The Microbiology Society is the first small learned society publisher to strike a transitional deal through the Jisc consortium. Jisc Collections undertakes negotiations and licensing for 180 UK universities and is close to agreeing similar deals with Portland Press, the International Water Association and the European Respiratory Society. 

Kathryn Spiller, licensing manager at Jisc, who has worked with the society to negotiate the agreement, says: “We are thrilled to have worked with universities, funders and the Microbiology Society to create a transitional model that allows 100% of UK output to be published open access on a cost-neutral basis.”

Under the terms of the agreement which will be effective from 2020, scientists will be able to publish in the Microbiology Society’s six journals, two of which are born OA journals, the other four subscription and/or hybrid journals. 
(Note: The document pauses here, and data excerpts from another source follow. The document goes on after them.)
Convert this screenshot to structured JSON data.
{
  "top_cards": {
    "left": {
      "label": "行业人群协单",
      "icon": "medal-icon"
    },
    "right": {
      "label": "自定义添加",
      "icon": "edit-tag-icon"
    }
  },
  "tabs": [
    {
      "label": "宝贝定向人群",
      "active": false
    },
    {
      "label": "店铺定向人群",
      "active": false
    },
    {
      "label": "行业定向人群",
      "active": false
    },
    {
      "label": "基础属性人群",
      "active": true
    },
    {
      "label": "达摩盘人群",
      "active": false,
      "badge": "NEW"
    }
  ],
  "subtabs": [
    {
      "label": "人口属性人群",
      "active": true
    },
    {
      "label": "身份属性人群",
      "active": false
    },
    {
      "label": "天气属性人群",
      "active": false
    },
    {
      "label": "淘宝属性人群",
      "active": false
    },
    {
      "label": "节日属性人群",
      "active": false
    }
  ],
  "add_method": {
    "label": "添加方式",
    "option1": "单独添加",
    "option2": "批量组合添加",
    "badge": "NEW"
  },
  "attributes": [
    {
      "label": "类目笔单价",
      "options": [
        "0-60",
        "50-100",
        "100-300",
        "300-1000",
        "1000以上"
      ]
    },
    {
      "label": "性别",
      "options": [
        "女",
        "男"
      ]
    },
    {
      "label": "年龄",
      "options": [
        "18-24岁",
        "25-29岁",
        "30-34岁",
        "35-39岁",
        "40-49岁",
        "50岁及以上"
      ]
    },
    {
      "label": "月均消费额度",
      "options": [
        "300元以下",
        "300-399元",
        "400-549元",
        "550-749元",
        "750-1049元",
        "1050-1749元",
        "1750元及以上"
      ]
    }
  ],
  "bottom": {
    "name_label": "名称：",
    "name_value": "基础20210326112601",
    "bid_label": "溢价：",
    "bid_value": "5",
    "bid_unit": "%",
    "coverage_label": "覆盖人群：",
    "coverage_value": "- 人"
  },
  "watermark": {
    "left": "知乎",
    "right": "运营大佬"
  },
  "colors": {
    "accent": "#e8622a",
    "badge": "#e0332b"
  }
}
Dr Peter Cotgreave, chief executive of the Microbiology Society said of the agreement with Jisc: “We are delighted to have forged this agreement with our first national consortium for the benefit of microbiology researchers in the UK. As a small publishing Society, we are keen to introduce models to promote new, innovative and country-wide OA publishing across our portfolio of journals”. 

Robert Kiley, head of open research at Wellcome commented “Following the work we commissioned with UK Research and Innovation (UKRI) and the Association of Learned and Professional Society Publishers (ALPSP) to help learned society publishers transition to full and immediate open access, I am pleased to see these cost-neutral transformative agreements come to fruition and I hope others will follow the lead of the Microbiology Society.”